An experimental breast cancer drug from Seattle Genetics is headed for FDA review after the company reported a pivotal clinical trial met its main goals.
The company has been testing tucatinib as a treatment for advanced or metastatic breast cancer with abnormally high levels of a protein called human epidermal growth factor receptor 2 (HER2), which promotes the aggressive spread of cancer cells.
Seattle Genetics (NASDAQ: [[ticker:SGEN]]) on Monday announced preliminary study results and said that its targeted therapy, given in combination with two chemotherapies, trastuzumab and capecitabine, met the primary and secondary goals set for the trial. The successful result on the primary goal: The combination of tucatinib with the chemo drugs reduced the risk of the cancer continuing to grow or spread, or the patient dying, by 46 percent compared with results from patients who only received the chemotherapies.
Based on those early results, SeaGen plans to seek FDA approval in the first quarter of 2020 to market the drug as a treatment for HER2-positive breast cancer. The company’s stock price jumped on the news to about $101 at the market close Monday, up 15 percent from Friday’s $87.40 per share closing price.
According to the Bothell, WA-based company, 271,270 new cases of invasive breast cancer are estimated to be diagnosed in the US this year; between 15 and 20 percent of breast cancer cases worldwide have high levels of HER2.
Tucatinib, an pill, targets tyrosine kinase enzymes, which play a key role in cancer growth. Originally developed by another Washington state company, Cascadian Therapeutics, the drug was in late-stage testing last year when SeaGen acquired the company—and its lead drug—for $614 million cash.
SeaGen says that, unlike some other cancer drugs that target those enzymes, tucatinib doesn’t impact another protein, epidermal growth factor receptor (EGFR); inhibiting EGFR can cause serious side effects, including skin rashes and diarrhea.
The most common side effects experienced by the patients in the trial who received tucatinib were diarrhea, hand-foot syndrome, nausea, fatigue, and vomiting; 5.7 percent of those patients stopped participating because of the side effects, compared with 3 percent of patients who weren’t receiving the drug and stopped participating, according to SeaGen.
The company enrolled 612 patients in the study; the data the company disclosed Monday were from the first 480 patients enrolled, as planned.
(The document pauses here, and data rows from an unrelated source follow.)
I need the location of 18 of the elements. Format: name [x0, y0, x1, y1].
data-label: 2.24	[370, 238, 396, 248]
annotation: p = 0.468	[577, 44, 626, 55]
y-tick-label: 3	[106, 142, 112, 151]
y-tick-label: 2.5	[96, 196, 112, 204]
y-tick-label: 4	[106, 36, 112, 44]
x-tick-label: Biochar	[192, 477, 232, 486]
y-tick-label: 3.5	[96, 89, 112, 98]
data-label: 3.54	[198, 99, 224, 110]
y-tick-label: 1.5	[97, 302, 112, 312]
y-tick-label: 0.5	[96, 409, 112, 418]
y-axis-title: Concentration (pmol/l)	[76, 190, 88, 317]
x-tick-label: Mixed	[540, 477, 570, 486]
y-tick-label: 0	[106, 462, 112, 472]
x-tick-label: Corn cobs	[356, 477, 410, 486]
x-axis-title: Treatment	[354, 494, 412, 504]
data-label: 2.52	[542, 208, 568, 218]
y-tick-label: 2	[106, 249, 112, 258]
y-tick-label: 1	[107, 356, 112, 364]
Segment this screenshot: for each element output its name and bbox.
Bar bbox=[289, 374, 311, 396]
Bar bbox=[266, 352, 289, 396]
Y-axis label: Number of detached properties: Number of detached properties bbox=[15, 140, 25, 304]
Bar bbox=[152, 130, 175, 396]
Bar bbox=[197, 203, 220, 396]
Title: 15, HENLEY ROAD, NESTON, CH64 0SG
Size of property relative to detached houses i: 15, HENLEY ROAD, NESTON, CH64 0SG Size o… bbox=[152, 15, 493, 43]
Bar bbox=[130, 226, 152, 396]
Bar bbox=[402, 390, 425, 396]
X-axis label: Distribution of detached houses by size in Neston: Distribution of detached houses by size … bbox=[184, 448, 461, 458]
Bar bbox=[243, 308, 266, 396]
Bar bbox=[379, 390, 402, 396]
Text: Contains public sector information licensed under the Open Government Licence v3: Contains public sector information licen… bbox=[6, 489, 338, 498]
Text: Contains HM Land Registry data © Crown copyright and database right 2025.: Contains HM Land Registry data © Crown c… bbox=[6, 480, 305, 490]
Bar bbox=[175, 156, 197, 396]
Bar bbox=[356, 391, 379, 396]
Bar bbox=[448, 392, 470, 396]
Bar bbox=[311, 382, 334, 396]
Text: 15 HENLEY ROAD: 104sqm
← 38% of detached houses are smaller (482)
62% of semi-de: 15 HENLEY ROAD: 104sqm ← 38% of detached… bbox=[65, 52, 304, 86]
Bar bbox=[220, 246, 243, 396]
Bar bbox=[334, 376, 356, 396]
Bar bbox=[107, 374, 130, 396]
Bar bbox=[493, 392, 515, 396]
Given the results, the patients in the control group will now be offered the three-drug option. All patients had been previously treated with other cancer drugs: trastuzumab, pertuzumab, and ado-trastuzumab emtansine (T-DM1).
SeaGen was also tracking overall survival in patients who received the trio of drugs; the risk of death was 34 percent lower in that group than for those who didn’t get tucatinib. It also tracked disease progression among a subset of patients whose disease had spread to the brain before the trial started—about half of those enrolled—and found a 52 percent reduction in the risk of disease progression or death. The drug has received an orphan drug designation from the FDA as a treatment for those patients, which gives the company financial incentives to advance its development.
The demonstrated benefit in patients whose cancer had spread to the brain could give the SeaGen drug a competitive advantage, SVB Leerink analyst Andrew Berens wrote in a Monday research note, calling the data in connection to that subset of patients “extremely compelling.”
“The benefit in patients with brain [metastasis] could potentially lead to tucatinib use throughout all lines of therapy in anyone diagnosed with brain [metastasis],” he wrote.
Two other experimental breast cancer drugs that target tumors with abnormally high levels of HER2, Puma Biotechnology’s (NASDAQ: [[ticker:PBYI]]) neratinib and MacroGenics’ (NASDAQ: [[ticker:MGNX]]) margetuximab, didn’t show benefit for patients whose disease had spread to the brain, Berens said.
If SeaGen gets the FDA’s OK for tucatinib, the drug will be the second it has taken to market since its founding in 1997. Its first, brentuximab vedotin (Adcetris), a treatment for lymphomas, was approved in 2011.